JOHOR BAHRU, April 17 — The Johor-Singapore Special Economic Zone (JS-SEZ) can be a competitive advantage in attracting fresh foreign direct investment (FDI) in the region, especially as supply chains migrate south while also fast-tracking net-zero transition, Maybank Investment Bank (Maybank IB) said.

The investment bank said JS-SEZ could make it easier and more attractive for Singapore companies, multinational corporations (MNCs) and small and medium enterprises (SMEs) to invest in Johor while complementing and sharpening Singapore’s FDI competitiveness.

“Investors will have access to Singapore’s world-class financial centre and logistics infrastructure as well as Johor’s more affordable labour pool, abundant land and cheaper energy resources.

“For instance, median monthly wages in Johor were less than half that of Singapore in 2022, at US$1,563 (US$1=RM4.79), while the average electricity tariffs for businesses in Johor are around 40 per cent that of Singapore,” it said in a research note today.


It said JS-SEZ is believed to ultimately catalyse five equity investment themes that should impact multiple sectors across Singapore and Malaysia, including optimising hinterland access by easing people and goods movement and stimulating north-south supply chain shifts through access to capital, policy stability and infrastructure.
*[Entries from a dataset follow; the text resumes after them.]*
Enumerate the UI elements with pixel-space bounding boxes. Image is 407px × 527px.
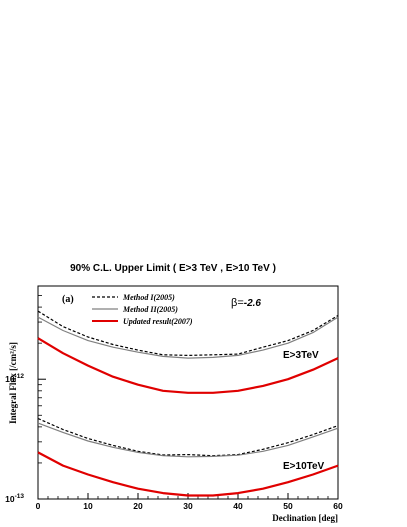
series-line-e3tev-0 <box>37 310 339 356</box>
y-axis-label: Integral Flux [/cm²/s] <box>8 342 18 424</box>
x-axis-label: Declination [deg] <box>272 513 338 523</box>
series-layer <box>37 310 339 497</box>
x-axis: 0 10 20 30 40 50 60 <box>36 493 343 511</box>
x-tick-label: 60 <box>333 501 343 511</box>
chart-title: 90% C.L. Upper Limit ( E>3 TeV , E>10 Te… <box>70 263 276 274</box>
series-line-e10tev-4 <box>37 422 339 458</box>
y-tick-label: 10-12 <box>5 373 24 384</box>
series-line-e10tev-3 <box>37 417 339 457</box>
beta-annotation: β=-2.6 <box>231 297 261 309</box>
series-line-e3tev-2 <box>37 337 339 394</box>
x-tick-label: 20 <box>133 501 143 511</box>
y-axis-label-group: Integral Flux [/cm²/s] <box>8 342 18 424</box>
panel-label: (a) <box>62 294 74 305</box>
legend: Method I(2005) Method II(2005) Updated r… <box>92 293 193 326</box>
x-tick-label: 0 <box>36 501 41 511</box>
x-tick-label: 30 <box>183 501 193 511</box>
series-line-e10tev-5 <box>37 451 339 497</box>
series-line-e3tev-1 <box>37 316 339 359</box>
annotation-e10tev: E>10TeV <box>283 461 325 472</box>
y-tick-label: 10-13 <box>5 493 24 504</box>
x-tick-label: 50 <box>283 501 293 511</box>
legend-label-method-i: Method I(2005) <box>122 293 175 302</box>
x-tick-label: 10 <box>83 501 93 511</box>
x-tick-label: 40 <box>233 501 243 511</box>
annotation-e3tev: E>3TeV <box>283 350 319 361</box>
legend-label-updated: Updated result(2007) <box>123 317 193 326</box>
legend-label-method-ii: Method II(2005) <box>122 305 178 314</box>
y-axis: 10-12 10-13 <box>5 295 46 504</box>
Maybank IB said other themes are fast-tracking net-zero transition through the development of green energy generation and transmission; expanding infrastructure and property development to cater to increased demand for housing, commercial, industrial and leisure facilities; and broadening the SME economy through increased demand for support services and goods as MNCs and trade flows shift.

It said the JS-SEZ could create a regionally differentiated value proposition through its combination of capital access, infrastructure and policy stability.


“Broad sector winners include banking, property and real estate investment trusts (REITs), industrials, renewables, technology and telecom,” it said.

It said banks are key given already entrenched cross-border positioning, enabling share gain from higher wholesale and retail credit demand and fees from trade, while increased infrastructure investments as well housing and commercial facilities demand could be a boon to Singapore and Malaysia property developers and REITs.

“Data centre establishment should be positive for Singapore and Malaysia’s telecommunication companies as well as electronics manufacturing players,” it said.

It said increased renewable capacity should spur Singapore’s industrial sector and Malaysia’s renewable energy sector, while easier travel could ease labour pressures and widen the mass market for Singapore’s gaming.

The investment bank said that backed by clear policy and strong execution, JS-SEZ has the potential to materially uplift economic value creation on both sides of the causeway.

“Integrating Singapore’s global financial and logistics capabilities with Johor Bahru’s access to competitive land, labour and renewable energy is a synergy multiplier,” it added.

JS-SEZ aims to strengthen economic connectivity by simplifying the movement of people, investments and goods across the Malaysia-Singapore border, as well as strengthening the business ecosystem to support investments.

The Johor state government has proposed for JS-SEZ to be located in Iskandar Malaysia, an economic growth corridor that spans 2,217 square kilometres across southern Johor, an area three times the size of Singapore, which includes Johor’s capital city, Johor Bahru, the heavy industrial city Pasir Gudang, Iskandar Puteri, Kulai, Sedenak and part of Pontian.